Historie

Vom Pionier zum internationalen Unternehmen

Edmund Lukas

Die 80-jährige Erfolgsgeschichte des Engelskirchener Familienunternehmens beginnt in den 30er-Jahren des vorigen Jahrhunderts. 1937 entdecken die Brüder Edmund und Willi Lukas ihren bergischen Pionier- und Unternehmergeist – mit einfachsten Maschinen fertigen die beiden im Obergeschoss der eigenen Autowerkstatt zunächst Bohrer für verschiedenste Anwendungen. Schnell sprechen sich im Oberbergischen das Geschick der beiden und die hohe Qualität ihrer Produkte herum.
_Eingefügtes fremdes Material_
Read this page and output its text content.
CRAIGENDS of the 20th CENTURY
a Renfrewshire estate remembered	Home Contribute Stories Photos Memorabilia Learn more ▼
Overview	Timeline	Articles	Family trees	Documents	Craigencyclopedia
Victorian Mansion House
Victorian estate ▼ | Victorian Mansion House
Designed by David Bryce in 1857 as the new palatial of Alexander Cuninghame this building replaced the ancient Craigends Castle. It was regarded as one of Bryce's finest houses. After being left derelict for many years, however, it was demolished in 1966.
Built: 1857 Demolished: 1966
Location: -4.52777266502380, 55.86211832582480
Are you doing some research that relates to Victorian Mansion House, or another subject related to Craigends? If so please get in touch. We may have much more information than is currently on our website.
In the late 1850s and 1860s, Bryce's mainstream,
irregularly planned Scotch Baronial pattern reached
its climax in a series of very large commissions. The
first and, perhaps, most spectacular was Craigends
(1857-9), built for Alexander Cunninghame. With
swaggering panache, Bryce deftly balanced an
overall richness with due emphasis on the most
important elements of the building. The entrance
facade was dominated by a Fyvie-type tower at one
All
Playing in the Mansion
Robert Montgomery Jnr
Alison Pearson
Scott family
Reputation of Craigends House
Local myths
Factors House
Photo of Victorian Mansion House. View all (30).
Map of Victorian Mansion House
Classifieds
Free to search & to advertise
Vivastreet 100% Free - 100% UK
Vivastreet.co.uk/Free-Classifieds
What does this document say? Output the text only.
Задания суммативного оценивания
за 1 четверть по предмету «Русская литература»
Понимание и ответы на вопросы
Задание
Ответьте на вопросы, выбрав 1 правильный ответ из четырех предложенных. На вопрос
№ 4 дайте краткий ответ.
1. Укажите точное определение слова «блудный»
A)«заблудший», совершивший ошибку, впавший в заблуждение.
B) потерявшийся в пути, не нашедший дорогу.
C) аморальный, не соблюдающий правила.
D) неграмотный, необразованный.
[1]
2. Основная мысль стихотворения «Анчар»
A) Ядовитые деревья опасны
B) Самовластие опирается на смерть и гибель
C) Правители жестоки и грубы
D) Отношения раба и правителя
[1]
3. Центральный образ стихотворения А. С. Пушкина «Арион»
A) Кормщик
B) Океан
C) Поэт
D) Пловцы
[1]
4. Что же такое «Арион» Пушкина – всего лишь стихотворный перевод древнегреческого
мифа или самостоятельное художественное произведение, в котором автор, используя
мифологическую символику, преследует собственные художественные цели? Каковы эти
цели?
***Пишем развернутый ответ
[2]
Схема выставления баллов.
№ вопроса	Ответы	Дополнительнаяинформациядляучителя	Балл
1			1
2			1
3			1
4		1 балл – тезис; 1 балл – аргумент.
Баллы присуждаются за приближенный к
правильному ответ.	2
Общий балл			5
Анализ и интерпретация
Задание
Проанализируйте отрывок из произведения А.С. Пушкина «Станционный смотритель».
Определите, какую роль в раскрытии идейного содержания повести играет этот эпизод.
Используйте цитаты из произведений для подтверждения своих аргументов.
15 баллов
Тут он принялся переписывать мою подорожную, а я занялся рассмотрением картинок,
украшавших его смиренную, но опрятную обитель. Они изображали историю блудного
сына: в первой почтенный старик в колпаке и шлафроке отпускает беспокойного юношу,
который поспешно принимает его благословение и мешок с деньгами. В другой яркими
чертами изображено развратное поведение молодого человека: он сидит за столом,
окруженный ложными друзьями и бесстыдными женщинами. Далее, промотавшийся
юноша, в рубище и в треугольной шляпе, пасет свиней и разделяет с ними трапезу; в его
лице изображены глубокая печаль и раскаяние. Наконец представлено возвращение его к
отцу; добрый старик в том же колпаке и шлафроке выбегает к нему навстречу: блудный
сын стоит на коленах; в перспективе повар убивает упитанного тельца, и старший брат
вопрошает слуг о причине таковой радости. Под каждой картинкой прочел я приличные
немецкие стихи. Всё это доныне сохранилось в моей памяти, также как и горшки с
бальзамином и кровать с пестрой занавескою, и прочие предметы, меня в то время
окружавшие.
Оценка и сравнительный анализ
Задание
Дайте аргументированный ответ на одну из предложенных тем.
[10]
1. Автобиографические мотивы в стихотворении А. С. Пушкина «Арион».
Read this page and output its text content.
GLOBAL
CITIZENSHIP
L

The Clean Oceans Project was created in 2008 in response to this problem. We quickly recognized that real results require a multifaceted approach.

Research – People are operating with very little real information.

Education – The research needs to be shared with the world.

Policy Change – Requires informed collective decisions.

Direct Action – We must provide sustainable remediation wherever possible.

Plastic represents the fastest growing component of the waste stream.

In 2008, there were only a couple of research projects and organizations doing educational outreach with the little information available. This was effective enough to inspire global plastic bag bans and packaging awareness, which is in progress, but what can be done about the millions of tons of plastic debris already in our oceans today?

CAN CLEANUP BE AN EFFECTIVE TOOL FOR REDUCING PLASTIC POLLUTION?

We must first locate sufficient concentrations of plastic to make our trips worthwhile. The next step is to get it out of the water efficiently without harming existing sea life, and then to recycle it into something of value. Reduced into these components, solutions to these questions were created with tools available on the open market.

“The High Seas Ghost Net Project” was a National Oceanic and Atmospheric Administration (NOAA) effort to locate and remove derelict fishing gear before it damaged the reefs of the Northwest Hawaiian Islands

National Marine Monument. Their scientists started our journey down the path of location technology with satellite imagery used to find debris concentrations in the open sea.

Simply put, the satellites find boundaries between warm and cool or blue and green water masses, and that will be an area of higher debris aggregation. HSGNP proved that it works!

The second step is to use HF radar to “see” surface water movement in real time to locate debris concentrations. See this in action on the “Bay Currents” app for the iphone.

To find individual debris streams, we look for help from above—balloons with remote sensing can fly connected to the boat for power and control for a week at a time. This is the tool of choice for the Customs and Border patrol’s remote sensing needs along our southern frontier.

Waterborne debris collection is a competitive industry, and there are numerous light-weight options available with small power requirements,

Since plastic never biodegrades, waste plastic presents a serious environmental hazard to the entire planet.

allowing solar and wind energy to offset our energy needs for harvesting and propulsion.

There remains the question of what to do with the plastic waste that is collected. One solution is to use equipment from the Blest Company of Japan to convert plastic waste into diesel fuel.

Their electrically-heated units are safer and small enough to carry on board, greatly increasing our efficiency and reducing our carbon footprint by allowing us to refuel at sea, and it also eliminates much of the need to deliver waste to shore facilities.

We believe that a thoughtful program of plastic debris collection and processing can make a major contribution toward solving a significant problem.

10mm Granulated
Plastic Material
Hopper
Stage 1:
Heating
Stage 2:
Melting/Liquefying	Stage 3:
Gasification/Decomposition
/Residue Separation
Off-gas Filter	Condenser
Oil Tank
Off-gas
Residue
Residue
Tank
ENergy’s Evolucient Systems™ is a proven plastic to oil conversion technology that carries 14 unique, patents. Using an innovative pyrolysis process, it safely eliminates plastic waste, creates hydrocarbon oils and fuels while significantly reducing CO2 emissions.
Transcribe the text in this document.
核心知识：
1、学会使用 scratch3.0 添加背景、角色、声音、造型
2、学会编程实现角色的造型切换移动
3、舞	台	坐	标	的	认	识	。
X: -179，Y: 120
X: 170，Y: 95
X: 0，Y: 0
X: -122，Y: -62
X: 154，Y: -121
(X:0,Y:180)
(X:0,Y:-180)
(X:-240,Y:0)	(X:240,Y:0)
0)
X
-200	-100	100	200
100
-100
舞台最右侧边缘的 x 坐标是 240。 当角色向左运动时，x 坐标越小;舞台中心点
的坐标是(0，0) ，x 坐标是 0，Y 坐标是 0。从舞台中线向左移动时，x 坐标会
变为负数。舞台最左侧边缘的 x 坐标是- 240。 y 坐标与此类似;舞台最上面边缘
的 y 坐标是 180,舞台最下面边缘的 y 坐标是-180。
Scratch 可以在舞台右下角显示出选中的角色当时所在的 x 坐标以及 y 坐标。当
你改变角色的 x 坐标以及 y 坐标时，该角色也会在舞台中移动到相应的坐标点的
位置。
Stück für Stück wird das Produktportfolio – zunächst um Frässtifte, Schleifscheiben und Schleifstifte – erweitert.

Willi Lukas

Mit vielen Ideen und Leidenschaft und einer guten Portion bergischer Hemdsärmeligkeit entwickeln die Brüder ein weit über die Heimatgrenzen hinaus agierendes Industrieunternehmen. Bereits sieben Jahre nach der Unternehmensgründung beschäftigen sie 70 Mitarbeiter.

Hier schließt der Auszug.